ARTIKEL | IndependentNews.id | Bermula dari sebuah peristiwa alam, dimana setiap manusia pasti akan kehilangan, andai bukan Tuhan yang akan mengambilnya, tangan manusia yang akan merenggutnya.
Dua hukum Tuhan yang tersurat dalam takdir kehidupan pasti terjadi adanya, sebab dalam hidup ini tidak ada yang abadi, tidak ada yang kekal begitulah hukum alam yang Tuhan suratkan pada setiap hambanya.
Kepergian dengan cara meninggalkan atau dengan Tuhan mengembalikan keharibaanNya, suatu ketika pasti terjadi.
Peristiwa itu pasti akan terjadi siap ataupun tidak siap, oleh karenanya sebagai hamba yang baik maka harus siap serta ikhlas akan kepergian.
Sekian bulan berlalu pertiwa kepergian seorang hamba yang Tuhan cintai keharibaanNya, meninggalkan duka yang mendalam, seorang suami yang begitu bertanggung jawab harus kembali kesisi pencipta Nya.
Duka itu menyelimuti hati dan anak anaknya, hari berlalu dengan kehampaan, hanya ditemani anaknya yang belum dewasa hidup dilalui dengan air mata pada setiap mengenang kepergian suaminya.
Cinta dan ketulusan yang dibangun bertahun, sirna bersama pemakaman suaminya, goresan luka akan kesendiriannya terus berjuang untuk menapaki sisa hidupnya, dengan memikul kewajiban yang belum berakhir.
Diman atas kepergian suami tercintanya, ada anak laki laki yang harus dibesarkan dan didik untuk mencapai cita cita, yang diharapkan.

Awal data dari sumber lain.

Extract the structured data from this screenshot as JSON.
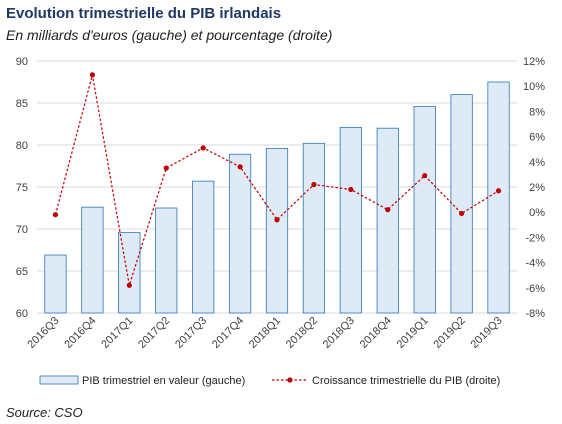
{
  "title": "Evolution trimestrielle du PIB irlandais",
  "subtitle": "En milliards d'euros (gauche) et pourcentage (droite)",
  "source": "Source: CSO",
  "colors": {
    "bar_fill": "#deebf7",
    "bar_stroke": "#2e75b6",
    "line": "#c00000",
    "grid": "#d9d9d9"
  },
  "chart_data": {
    "type": "bar",
    "categories": [
      "2016Q3",
      "2016Q4",
      "2017Q1",
      "2017Q2",
      "2017Q3",
      "2017Q4",
      "2018Q1",
      "2018Q2",
      "2018Q3",
      "2018Q4",
      "2019Q1",
      "2019Q2",
      "2019Q3"
    ],
    "series": [
      {
        "name": "PIB trimestriel en valeur (gauche)",
        "type": "bar",
        "axis": "left",
        "values": [
          66.9,
          72.6,
          69.6,
          72.5,
          75.7,
          78.9,
          79.6,
          80.2,
          82.1,
          82.0,
          84.6,
          86.0,
          87.5
        ]
      },
      {
        "name": "Croissance trimestrielle du PIB (droite)",
        "type": "line",
        "axis": "right",
        "values": [
          -0.2,
          10.9,
          -5.8,
          3.5,
          5.1,
          3.6,
          -0.6,
          2.2,
          1.8,
          0.2,
          2.9,
          -0.1,
          1.7
        ]
      }
    ],
    "y_left": {
      "min": 60,
      "max": 90,
      "step": 5,
      "ticks": [
        "60",
        "65",
        "70",
        "75",
        "80",
        "85",
        "90"
      ]
    },
    "y_right": {
      "min": -8,
      "max": 12,
      "step": 2,
      "ticks": [
        "-8%",
        "-6%",
        "-4%",
        "-2%",
        "0%",
        "2%",
        "4%",
        "6%",
        "8%",
        "10%",
        "12%"
      ]
    },
    "grid": true,
    "legend_position": "bottom"
  }
}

Belum persoalan lain, yang harus dihadapi setelah sepeninggal suaminya, kendatipun tak sedikit harta benda yang ditinggalkan Hasil kerja bareng sama hidup suaminya.
Namun semua bukan ukuran baginya, karena takdir yang dijalani menyisahkan persoalan yang membebani fikirannya, walau semua itu bisa dilaluinya.
Hari berlalu bulan pun berlalu, satu persatu persoalan hidup dapat dilalui dengan doa dan kesabaran.
Namun beberapa waktu lalu, peristiwa yang mengejutkan perasaannya terjadi, tanpa kata, tanpa rencana takdir Tuhan kembali terjadi, membuat gores hati yang mulai mengering, seakan mengangah, saat terjadi keputusan harus memilih kebahagiaan orang tua dan kebagian dirinya.
Dimana harus menelan ludah kekecewaan karena tak mampu untuk memilih satu diantara dua, yang menjebak hidupnya.
Bila memilih kebahagiaan dirinya, maka menyakiti kedua orang tuanya, Denga tangisan kepedihan harus pasrah atas keputusan orang tua.
Walaupun dirinya harus belajar menerima kehadiran sahabat sebagai pengganti suaminya yang telah kembali ke sisi sang penciptanya.
Halal, yang dipaksakan keluarga besarnya, dari kedua tua, kedua mertua, dan paman pamannya, membuat dirinya tak berdaya.
Harapan satu satunya, hanya jawaban anak perempuannya, bisa berbanding lurus untuk berkata ” TIDAK ” ternyata mengiyakan sejalan dengan keputusan keluarga.
Dengan dalih ” kalo ummi bahagia dan babae bahagia maka aku bahagia” jawaban itu membuatnya tak berdaya.
Apakah ini takdir Tuhan yang harus dijalani pikirnya????
” Ataukah aku harus lari, tinggalkan mereka yang telah bersepakat menjodohkan aku dengan sahabatku ”
Kata itu tak mampu membuatnya menjatuhkan pilihan, yang ada pasrah pada keputusan hingga ” HALAL ” itupun terjadi.
Pernikahan yang terjadi di ujung timur Jawa Timur, memaknya untuk belajar bagai mencintainya, sedang rasa itu masih tertanam rapat direlung hatinya.
Satu bulan sudah peristiwa ini berlalu, belajar untuk mencintai dan menerima sahabat menjadi pendamping hidupnya, akan terus belajar dan belajar.
Walau harus bergejolak antara alam fikirnya dan hatinya apakah ini takdir atau hanya sekedar menyekatakan.
Hingga satu bulan berlalu terdengar suara suara terbisikkan bahwa pernikahan ini satu untuk menyelamatkannya dari tangan tangan orang orang yang yang dianggap akan merugikan masa depannya.
Kendatipun tidak masuk nalar dan akalnya, putusan itulah telah terjadi dirinya telah menjadi istri Syah secara agama, walau harus belajar bagaiman cara mencintainya.
Walau kata maaf selalu terucap dari suaminya, bahwa dirinyalah yang bersalah, bukan orang tuamu dan keluargamu.